Source: IPCC Climate Change 2007:

So our present situation marks a continuation of capitalist society. One could cite Weber and say that we have stuck ourselves more and more in the steel-hard casing of the rationality. This has only been done through the application of scientific knowledge in a diverse range of disciplines. Also, ICTs are devices that have provided a crucial fixity to the social structures that we inhibit. Although they were created by human s engaged in political and economic practices, they now constrain decision making, through the proliferation of uncertain side-effects such as global warming, security and financial crises which escape Weber’s notion of rational calculation.

So, do current sociologists have anything to say about the future? John Urry has recently proposed two visions for the world in 2050. The first is warlord localism, AKA the Children of Men scenario, where a world adversely affected by global warming and a lack of energy becomes fragmented, states lose their ability to govern, leading to local territories controlled by force by warlords. How likely is this to happen? Futurology is a hard game to play.

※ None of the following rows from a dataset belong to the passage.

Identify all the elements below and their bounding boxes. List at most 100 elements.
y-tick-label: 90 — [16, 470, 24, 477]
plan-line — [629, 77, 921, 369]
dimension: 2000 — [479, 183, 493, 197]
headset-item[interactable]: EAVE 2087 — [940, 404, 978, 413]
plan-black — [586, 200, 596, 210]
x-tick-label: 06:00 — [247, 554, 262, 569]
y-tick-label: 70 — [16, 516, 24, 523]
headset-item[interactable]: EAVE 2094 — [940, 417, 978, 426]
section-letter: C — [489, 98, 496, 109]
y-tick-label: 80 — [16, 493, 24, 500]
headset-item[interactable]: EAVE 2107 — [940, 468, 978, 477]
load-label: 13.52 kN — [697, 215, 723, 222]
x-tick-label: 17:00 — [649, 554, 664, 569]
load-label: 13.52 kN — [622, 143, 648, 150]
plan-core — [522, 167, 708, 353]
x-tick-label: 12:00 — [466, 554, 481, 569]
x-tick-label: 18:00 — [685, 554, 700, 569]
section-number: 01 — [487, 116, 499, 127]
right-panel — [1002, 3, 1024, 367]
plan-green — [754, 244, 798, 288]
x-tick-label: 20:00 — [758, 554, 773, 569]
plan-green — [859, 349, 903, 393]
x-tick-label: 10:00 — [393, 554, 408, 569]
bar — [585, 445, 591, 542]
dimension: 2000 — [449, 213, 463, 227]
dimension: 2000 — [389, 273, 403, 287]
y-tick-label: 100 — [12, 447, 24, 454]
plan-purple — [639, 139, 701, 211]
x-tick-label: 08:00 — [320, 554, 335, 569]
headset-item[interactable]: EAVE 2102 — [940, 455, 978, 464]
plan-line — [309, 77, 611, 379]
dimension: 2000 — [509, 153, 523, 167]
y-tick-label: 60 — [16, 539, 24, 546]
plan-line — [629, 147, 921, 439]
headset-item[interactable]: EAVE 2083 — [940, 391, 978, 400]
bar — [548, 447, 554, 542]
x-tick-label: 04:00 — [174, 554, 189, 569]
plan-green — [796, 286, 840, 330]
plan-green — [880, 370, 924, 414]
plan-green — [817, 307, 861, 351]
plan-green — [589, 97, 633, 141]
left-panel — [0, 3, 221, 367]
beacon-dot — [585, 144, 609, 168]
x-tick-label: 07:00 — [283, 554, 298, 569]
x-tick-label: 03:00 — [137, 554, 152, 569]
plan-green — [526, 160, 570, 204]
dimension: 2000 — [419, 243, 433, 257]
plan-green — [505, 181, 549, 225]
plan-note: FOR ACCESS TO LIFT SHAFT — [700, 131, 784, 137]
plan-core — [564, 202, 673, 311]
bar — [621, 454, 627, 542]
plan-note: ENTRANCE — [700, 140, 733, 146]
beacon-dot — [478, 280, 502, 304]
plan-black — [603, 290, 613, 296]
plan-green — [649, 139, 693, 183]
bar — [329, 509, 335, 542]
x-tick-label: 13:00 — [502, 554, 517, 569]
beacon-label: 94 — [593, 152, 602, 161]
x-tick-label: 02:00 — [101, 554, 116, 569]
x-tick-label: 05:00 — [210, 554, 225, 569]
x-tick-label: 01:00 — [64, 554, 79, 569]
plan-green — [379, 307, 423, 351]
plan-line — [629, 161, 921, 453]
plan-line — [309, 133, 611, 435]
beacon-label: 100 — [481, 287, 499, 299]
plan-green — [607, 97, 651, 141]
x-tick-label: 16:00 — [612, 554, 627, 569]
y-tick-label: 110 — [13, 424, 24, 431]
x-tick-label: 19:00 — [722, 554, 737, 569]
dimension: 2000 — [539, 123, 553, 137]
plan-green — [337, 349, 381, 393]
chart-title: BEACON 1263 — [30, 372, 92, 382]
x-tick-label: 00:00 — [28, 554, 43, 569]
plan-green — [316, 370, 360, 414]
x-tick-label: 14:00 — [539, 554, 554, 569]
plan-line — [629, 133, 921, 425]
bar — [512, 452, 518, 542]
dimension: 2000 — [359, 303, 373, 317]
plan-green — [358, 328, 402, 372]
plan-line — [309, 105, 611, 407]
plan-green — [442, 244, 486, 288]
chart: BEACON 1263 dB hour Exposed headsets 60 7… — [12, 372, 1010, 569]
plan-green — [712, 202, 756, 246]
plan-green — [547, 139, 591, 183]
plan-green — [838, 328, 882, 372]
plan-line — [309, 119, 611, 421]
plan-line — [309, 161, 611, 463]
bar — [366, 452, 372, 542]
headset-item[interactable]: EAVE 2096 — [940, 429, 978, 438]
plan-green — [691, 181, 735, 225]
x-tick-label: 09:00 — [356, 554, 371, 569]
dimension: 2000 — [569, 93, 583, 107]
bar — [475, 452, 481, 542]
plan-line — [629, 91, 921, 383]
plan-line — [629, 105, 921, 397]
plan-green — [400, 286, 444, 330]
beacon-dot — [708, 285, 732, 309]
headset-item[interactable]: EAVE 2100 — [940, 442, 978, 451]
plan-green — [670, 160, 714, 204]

In We Have Never Been Modern Bruno Latour, suggests that we should engage in experimental metaphysics and treat humans and nonhumans as first class objects of sociological study. Latour recently suggested that new datascapes available through ICT allow a new type of sociology to take place, relying on massive data collection on multiple aspects of our lives. In this sociology of datascapes, it is possible to trace the individual as they flow through society, establishing and removing relations with other individuals and objects (or actants). This is all very nice, but sociology could end up as a complicit in Urry’s alternative scenario for the world: A digital panopticon.

In 2006, the UK’s data protection agency, the Information Commissioner produced a report in which it stated that Britain is now a Surveillance Society [ii]. Britain has the highest concentration of security cameras in the world, with 1 camera for every 12 people. Here is a quote:

“In 2016…The digital divide has grown ever deeper with some condemned to a purgatory of surveillance and an inability to access information…However the culture of peer-to-peer surveillance has also splintered and produced new variants. There is a great deal of vigiliante surveillance by hardliners who feel that the state is ‘not doing enough’ to control terrorism, crime and illegal immigration, and unofficial websites of the ‘suspect’ have proliferated, leading to all kinds of mistakes and misidentifications.”

Journalist Adam Curtis believes that technocratic management has engineered a society where, possibly within a few years, almost all of our actions could be predicted by computers. Sites such as Amazon and Last.fm have uncannily picked up on my tastes in books and music for example. The threat is that, to cite the name of a Japanese sci-fi of the same name, at the end of the day, we may not even be “ghosts in the shell.”[iii]


[i] Please read the patriotism in this talk ironically.

[ii] Possibly the best commentary on the surveillance society comes from the UK-based IT news site The Register.

[iii] Ghost in the Shell, at least the TV series is equal parts Deleuze, Weber and Jameson. Well worth catching.